I am trying to learn cython, where I compile with annotate=True
.
Says in The basic manual:
If a line is white, it means that the code generated doesn’t interact with Python, so will run as fast as normal C code. The darker the yellow, the more Python interaction there is in that line
Then I wrote this code following (as much as I understood) numpy in cython basic manual instructions:
+14: cdef entropy(counts):
15: '''
16: INPUT: pandas table with counts as obsN
17: OUTPUT: general entropy
18: '''
+19: cdef int l = counts.shape[0]
+20: cdef np.ndarray probs = np.zeros(l, dtype=np.float)
+21: cdef int totals = np.sum(counts)
+22: probs = counts/totals
+23: cdef np.ndarray plogp = np.zeros(l, dtype=np.float)
+24: plogp = ( probs.T * (np.log(probs)) ).T
+25: cdef float d = np.exp(-1 * np.sum(plogp))
+26: cdef float relative_d = d / probs.shape[0]
27:
+28: return {'d':d,
+29: 'relative_d':relative_d
30: }
Where all the "+
" at the beginning of the line are yellow in the cython.debug.output.html file.

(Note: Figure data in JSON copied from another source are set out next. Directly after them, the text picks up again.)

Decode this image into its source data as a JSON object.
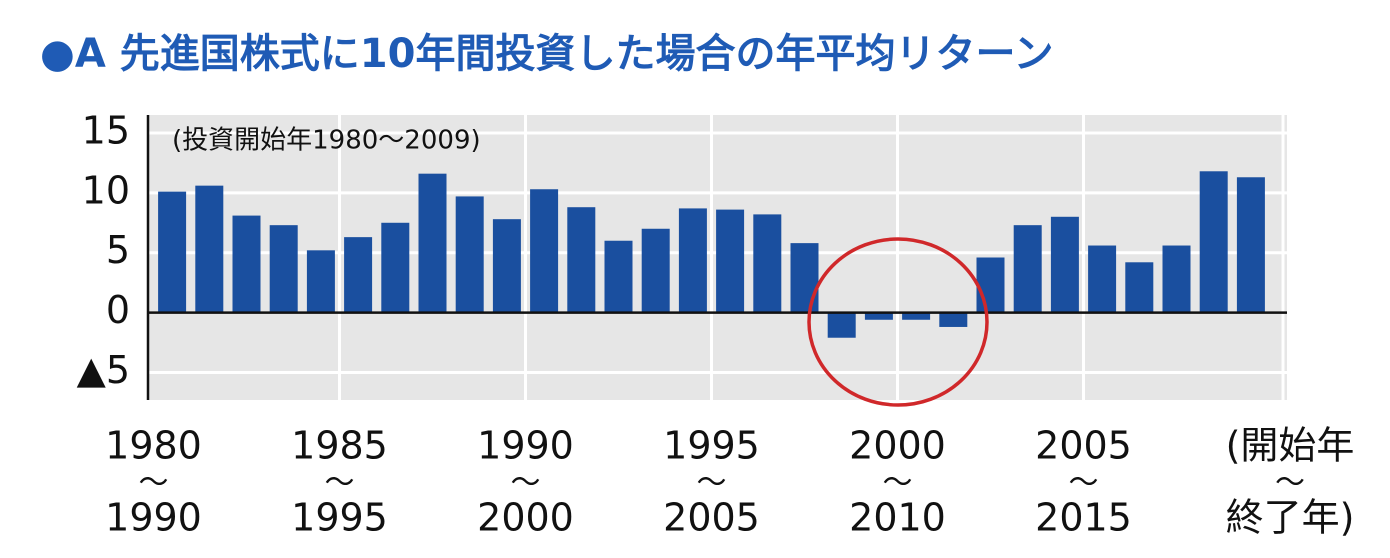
{
  "chart_data": {
    "type": "bar",
    "title": "●A 先進国株式に10年間投資した場合の年平均リターン",
    "annotation": "(投資開始年1980〜2009)",
    "categories": [
      {
        "from": "1980",
        "sep": "〜",
        "to": "1990"
      },
      null,
      null,
      null,
      null,
      {
        "from": "1985",
        "sep": "〜",
        "to": "1995"
      },
      null,
      null,
      null,
      null,
      {
        "from": "1990",
        "sep": "〜",
        "to": "2000"
      },
      null,
      null,
      null,
      null,
      {
        "from": "1995",
        "sep": "〜",
        "to": "2005"
      },
      null,
      null,
      null,
      null,
      {
        "from": "2000",
        "sep": "〜",
        "to": "2010"
      },
      null,
      null,
      null,
      null,
      {
        "from": "2005",
        "sep": "〜",
        "to": "2015"
      },
      null,
      null,
      null,
      null
    ],
    "x_label": {
      "from": "(開始年",
      "sep": "〜",
      "to": "終了年)"
    },
    "values": [
      10.1,
      10.6,
      8.1,
      7.3,
      5.2,
      6.3,
      7.5,
      11.6,
      9.7,
      7.8,
      10.3,
      8.8,
      6.0,
      7.0,
      8.7,
      8.6,
      8.2,
      5.8,
      -2.1,
      -0.6,
      -0.6,
      -1.2,
      4.6,
      7.3,
      8.0,
      5.6,
      4.2,
      5.6,
      11.8,
      11.3
    ],
    "color": "#1a4f9f",
    "ylim": [
      -7.3,
      16.5
    ],
    "yticks": [
      15,
      10,
      5,
      0,
      {
        "value": -5,
        "label": "▲5"
      }
    ],
    "grid": true
  }
}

What am I doing very wrong? How can I make at least part of this function run at c speed? The function returns a python dictionary, hence I think that I can't returned any c data type. I might be wrong here to.
Thank you for the help!
First of all, Cython does not rewrite Numpy functions, it just call them like CPython does. This is the case for np.zeros
, np.sum
or np.log
for example. Such calls will not be faster with Cython. If you want a faster code you can use plain loops to reimplement them in you code. However, this may not be faster: on one hand Numpy calls introduce an overhead (due to type checking AFAIK still enabled with Cython, internal function calls, wrappers, etc) certainly significant if you use small arrays and each function generate huge temporary arrays that are often slow to read/write; on the other hand, some Numpy functions makes use of highly-optimized code (like BLAS or low-level SIMD intrinsics). Moreover, the division in Python does not behave the same way than C. This is why Cython provides the flag cython.cdivision
which can be set to True
(it is False
by default). If the Python division is used, Cython generate a slower wrapping code. Finally, np.ndarray
is a CPython type and behave as such, you can use memoryviews so not to deal with Numpy objects.
If you want to get a fast code, you certainly need to use memoryviews, loops and and avoid creating temporary arrays as well as using multiple threads. Additionally, you can use np.empty
instead of np.zeros
in your case. Besides this, the Numpy transposition is not very efficient and Numpy does not solves this problem. You can implement a tiled-transposition to speed it up but this is not trivial to implement it efficiently. Here is a Numba implementation that can certainly be easily transformed to a Cython code. Putting some cdef
on a Python Numpy code generally does not make it faster.